Origine : http://www.revuedeslivres.net/articles.php?idArt=271

Ce texte inaugure la série «Penser le contemporain», une série de comptes rendus de livres, rédigés par différents contributeurs, qui ont marqué un tournant de la critique politique et sociale et qui constituent des outils privilégiés pour reformuler un projet politique de gauche viable.
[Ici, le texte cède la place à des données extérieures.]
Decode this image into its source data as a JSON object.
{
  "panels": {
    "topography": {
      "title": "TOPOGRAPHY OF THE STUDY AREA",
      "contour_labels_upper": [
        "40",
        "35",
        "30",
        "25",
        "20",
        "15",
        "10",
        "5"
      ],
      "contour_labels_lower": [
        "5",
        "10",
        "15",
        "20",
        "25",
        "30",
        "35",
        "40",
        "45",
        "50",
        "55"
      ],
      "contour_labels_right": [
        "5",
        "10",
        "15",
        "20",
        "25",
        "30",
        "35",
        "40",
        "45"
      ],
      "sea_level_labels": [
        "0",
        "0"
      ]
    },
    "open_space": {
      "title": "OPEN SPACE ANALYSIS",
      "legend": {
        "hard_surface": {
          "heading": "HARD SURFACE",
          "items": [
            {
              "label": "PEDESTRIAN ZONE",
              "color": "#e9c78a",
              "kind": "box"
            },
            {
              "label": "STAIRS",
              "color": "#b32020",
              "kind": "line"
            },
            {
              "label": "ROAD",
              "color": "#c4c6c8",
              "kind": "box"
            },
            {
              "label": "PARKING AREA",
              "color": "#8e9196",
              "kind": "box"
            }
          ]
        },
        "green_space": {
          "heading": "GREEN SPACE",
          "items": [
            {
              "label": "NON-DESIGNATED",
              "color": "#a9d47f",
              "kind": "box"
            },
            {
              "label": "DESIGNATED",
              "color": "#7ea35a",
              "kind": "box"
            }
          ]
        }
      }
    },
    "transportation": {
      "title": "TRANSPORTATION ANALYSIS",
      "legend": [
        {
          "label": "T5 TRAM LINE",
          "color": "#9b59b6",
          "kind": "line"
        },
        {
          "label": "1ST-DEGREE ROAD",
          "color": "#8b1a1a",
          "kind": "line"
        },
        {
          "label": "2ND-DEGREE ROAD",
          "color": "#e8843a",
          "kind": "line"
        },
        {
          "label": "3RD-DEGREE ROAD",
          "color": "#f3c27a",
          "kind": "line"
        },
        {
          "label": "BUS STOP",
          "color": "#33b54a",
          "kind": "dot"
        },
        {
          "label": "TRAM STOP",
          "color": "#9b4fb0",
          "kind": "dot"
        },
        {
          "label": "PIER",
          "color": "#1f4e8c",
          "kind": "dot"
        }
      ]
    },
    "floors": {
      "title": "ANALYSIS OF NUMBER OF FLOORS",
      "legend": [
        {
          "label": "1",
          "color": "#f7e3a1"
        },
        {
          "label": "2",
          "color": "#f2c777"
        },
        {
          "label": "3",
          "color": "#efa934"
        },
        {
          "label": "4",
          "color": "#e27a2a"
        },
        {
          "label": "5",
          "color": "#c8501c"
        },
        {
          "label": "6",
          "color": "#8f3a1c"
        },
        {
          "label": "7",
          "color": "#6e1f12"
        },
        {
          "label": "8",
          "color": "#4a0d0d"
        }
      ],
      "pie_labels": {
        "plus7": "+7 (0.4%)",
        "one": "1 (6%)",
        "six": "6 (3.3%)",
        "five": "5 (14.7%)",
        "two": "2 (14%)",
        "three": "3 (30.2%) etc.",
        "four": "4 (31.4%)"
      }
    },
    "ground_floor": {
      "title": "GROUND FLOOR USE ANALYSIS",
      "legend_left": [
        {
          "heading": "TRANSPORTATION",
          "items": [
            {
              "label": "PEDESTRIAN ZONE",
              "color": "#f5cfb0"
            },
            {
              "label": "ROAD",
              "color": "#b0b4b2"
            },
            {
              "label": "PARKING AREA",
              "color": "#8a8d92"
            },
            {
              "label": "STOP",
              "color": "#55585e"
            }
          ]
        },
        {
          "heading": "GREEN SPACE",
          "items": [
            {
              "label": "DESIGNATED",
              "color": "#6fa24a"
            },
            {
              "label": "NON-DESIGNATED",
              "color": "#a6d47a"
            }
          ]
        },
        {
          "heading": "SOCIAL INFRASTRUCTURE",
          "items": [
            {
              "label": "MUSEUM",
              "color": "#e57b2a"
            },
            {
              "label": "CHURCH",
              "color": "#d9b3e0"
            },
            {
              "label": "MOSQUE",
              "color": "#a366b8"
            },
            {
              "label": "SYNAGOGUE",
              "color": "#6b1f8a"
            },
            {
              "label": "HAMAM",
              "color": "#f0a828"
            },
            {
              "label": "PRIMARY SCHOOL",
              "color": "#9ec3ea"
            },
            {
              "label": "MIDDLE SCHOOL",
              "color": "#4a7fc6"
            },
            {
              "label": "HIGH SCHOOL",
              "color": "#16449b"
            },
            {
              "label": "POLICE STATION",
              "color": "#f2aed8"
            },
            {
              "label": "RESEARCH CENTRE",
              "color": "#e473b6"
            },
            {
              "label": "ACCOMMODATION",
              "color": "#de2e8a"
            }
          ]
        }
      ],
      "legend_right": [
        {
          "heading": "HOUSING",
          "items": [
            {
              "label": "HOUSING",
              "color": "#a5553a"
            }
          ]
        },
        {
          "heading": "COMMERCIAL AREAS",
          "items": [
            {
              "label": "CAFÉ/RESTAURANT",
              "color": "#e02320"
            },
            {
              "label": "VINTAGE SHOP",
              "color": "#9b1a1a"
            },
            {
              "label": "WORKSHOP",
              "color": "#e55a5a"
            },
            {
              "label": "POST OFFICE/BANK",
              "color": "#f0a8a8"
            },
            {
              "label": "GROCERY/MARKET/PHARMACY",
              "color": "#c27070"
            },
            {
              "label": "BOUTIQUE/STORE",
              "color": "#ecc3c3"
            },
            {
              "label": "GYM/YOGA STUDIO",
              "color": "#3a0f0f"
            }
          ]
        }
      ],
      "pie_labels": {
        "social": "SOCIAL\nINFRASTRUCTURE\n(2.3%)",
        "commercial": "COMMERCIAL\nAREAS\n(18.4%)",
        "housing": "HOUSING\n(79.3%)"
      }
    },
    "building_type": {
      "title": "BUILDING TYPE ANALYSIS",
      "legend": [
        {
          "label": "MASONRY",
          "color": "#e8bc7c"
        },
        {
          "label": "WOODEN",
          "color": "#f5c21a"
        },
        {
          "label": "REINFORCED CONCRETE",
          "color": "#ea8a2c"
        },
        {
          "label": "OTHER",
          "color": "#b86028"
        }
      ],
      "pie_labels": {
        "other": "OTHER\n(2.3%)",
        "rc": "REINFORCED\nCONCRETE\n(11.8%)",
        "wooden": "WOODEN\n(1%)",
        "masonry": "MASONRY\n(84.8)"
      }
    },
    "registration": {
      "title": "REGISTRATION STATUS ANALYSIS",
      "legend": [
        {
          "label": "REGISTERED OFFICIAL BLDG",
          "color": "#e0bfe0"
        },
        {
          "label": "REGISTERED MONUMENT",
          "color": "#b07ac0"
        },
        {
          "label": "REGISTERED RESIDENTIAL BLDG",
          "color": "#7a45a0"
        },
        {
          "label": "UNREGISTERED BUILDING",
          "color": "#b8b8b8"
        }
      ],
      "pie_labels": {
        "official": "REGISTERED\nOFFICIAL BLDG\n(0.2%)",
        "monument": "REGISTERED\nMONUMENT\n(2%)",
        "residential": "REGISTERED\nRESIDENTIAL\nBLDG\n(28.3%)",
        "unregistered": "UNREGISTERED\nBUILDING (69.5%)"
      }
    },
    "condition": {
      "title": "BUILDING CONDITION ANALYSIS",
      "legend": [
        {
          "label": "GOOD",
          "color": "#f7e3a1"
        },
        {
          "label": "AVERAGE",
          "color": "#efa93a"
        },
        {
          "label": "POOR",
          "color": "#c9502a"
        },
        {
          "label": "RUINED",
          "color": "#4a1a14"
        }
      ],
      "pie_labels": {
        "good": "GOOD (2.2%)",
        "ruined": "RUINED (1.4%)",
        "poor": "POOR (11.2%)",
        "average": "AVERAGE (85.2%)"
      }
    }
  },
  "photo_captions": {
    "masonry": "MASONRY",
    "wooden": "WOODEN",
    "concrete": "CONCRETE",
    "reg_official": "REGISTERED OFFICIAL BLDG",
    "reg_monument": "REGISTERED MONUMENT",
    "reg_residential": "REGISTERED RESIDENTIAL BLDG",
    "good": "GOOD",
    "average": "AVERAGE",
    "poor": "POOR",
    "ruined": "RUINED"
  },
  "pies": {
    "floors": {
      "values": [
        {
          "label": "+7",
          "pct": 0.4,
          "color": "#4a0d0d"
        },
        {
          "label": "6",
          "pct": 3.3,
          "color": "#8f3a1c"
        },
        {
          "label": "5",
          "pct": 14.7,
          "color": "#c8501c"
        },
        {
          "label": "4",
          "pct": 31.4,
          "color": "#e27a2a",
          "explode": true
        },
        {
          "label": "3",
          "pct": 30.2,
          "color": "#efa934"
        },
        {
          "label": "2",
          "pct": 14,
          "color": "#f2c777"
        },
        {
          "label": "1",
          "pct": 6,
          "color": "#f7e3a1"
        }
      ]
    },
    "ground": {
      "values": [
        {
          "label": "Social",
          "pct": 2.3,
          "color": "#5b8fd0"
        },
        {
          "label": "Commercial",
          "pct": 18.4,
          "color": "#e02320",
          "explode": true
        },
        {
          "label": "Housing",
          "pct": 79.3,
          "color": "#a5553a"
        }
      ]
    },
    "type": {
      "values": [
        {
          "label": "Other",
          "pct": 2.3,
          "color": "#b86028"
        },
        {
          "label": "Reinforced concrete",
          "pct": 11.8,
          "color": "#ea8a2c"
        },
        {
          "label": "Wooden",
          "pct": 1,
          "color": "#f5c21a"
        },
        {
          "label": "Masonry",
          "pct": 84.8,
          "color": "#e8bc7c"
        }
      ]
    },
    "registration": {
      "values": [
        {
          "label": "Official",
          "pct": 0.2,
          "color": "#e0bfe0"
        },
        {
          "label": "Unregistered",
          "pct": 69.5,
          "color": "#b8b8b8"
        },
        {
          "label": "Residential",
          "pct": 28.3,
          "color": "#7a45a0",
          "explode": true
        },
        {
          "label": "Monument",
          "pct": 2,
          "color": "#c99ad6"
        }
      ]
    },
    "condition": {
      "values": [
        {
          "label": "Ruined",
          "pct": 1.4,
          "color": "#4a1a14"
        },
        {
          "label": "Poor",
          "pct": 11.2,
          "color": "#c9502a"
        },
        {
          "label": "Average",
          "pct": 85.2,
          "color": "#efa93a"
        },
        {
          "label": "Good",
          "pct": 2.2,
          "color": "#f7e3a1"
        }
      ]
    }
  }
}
Maurizio Lazzarato examine ici l’opposition développée par Ève Chiapello et Luc Boltanski dans Le Nouvel Esprit du capitalisme entre « critique sociale » / «critique artiste».
Il montre que non seulement elle ignore la réalité sociologique complexe du précariat, mais surtout qu’elle empêche la gauche d’articuler les luttes pour les droits, les luttes sur le terrain de la représentation politique ainsi que les luttes économiques aux luttes pour se gouverner soi-même. Nous rendre cette synthèse intelligible, alors qu’elle est déjà opérée (et opérante) à l’intérieur même de la Coordination des intermittents et précaires, serait la condition requise pour sortir la gauche de son impuissance face aux logiques néolibérales.

Les malheurs de la critique de la « critique artiste »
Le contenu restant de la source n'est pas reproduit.